Maharashtra Chief Minister Uddhav Thackeray on Tuesday (May 19) said 1,972 persons have returned to Mumbai under the Vande Bharat Mission so far.
In a statement, the Chief Minister said 1,972 Indians were brought back to Mumbai from 10 countries in 13 special flights, while at least 27 more flights were expected to arrive in the city.
At least 822 of these passengers were from Mumbai itself, 1,025 belonged to other parts of Maharashtra and 125 were from other states, he said.
According to the statement, 653 people arrived from London, 243 from Singapore, 150 from Manila, 107 each from San Francisco and Dhaka, 208 from New York, 201 from Kuala Lumpur, 195 from Chicago, two from Kuwait, 78 from Addis Ababa, 12 from Kabul, and 16 from Muscat.
The government said thermal screening will be conducted for all passengers by health officials, keeping in line with the Standard Operation Procedure (SOP) issued by the Maharashtra government in accordance with the guidelines issued by the Ministry of External Affairs (MEA).
Travellers were put under institutional quarantine at different hotels in the city or in their home districts, Thackeray said. Residents of other states whose governments have not given them permission to return home are quarantined in Mumbai, he added.
The government said all passengers will have to download the Aarogya Setu mobile application on arrival and will be quarantined at a paid facility for a period of 14 days, from the date of arrival.
It added that the Mumbai civic body has arranged 3,343 rooms in 88 hotels to quarantine people returning from various countries. These 88 hotels are of various categories — 2/3/4/5 star hotels.
A few service apartments and Oyo hotels are also said to be in the list of these 88 hotels.
BEST buses and taxis have been arranged to transport passengers from the airport to the paid quarantine facilities.
Starting from May 7, India began a phased repatriation of its citizens stranded abroad due to the COVID-19 pandemic and subsequent lockdown under the Vande Bharat Mission.

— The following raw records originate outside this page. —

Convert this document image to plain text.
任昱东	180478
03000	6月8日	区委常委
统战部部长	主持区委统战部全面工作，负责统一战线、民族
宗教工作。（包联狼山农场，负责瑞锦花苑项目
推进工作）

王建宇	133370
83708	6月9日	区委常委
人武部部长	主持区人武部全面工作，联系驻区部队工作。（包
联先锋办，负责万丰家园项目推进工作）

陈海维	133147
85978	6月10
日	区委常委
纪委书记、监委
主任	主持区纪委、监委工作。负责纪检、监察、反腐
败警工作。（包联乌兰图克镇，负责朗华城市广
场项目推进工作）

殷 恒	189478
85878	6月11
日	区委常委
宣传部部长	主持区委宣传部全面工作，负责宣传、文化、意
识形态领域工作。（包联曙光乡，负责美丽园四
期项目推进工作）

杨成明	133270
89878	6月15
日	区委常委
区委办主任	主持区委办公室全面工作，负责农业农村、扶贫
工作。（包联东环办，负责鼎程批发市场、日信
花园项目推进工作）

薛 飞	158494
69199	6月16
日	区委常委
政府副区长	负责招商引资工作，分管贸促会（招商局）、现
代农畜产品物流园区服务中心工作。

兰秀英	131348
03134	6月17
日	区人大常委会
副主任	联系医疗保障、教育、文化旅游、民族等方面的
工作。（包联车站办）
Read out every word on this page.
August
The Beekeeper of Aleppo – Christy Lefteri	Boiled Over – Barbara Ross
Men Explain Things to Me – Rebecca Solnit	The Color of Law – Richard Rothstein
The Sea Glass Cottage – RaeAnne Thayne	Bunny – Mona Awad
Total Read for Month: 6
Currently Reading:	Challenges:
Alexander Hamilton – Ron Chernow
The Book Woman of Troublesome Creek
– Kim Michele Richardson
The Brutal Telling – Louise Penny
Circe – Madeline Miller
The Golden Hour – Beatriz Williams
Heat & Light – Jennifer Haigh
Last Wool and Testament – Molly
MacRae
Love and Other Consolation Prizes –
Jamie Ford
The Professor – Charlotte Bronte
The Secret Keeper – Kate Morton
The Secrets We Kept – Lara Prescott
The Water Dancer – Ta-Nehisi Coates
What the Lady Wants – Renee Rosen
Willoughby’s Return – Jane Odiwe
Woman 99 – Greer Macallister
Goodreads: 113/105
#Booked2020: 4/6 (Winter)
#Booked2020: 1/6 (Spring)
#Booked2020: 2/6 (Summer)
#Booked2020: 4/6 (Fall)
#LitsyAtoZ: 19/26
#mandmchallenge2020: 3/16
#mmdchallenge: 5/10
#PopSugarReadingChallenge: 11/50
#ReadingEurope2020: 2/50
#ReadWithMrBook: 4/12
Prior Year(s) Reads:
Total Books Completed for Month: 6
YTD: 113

While the mission to bring back citizens stranded abroad has been appreciated in general, it has also received criticism for a variety of reasons.
First, according to a report by the Hindustan Times, passengers claimed they were made to pay for staying at the quarantine facilities, some of which were very expensive.
One of the passengers, a 60-year-old retired government official claimed he and 50 other passengers had to spend somewhere around ₹87,000 for quarantine at a five-star hotel in Santacruz.
He also said that he spent over ₹2 lakh for him and his wife for the airplane tickets and quarantine facility.
Meanwhile, netizens, political leaders and many others spoke out on social media and other platforms about the plight of migrant workers, many of whom were treated poorly, forced to stay back stranded, not taken care of properly with regard to transportation back to their hometowns, or left to survive on their own.
They hit out that while migrants were left to deal with this crisis mostly on their own, the government was making special arrangements to save the Indian nationals stranded abroad.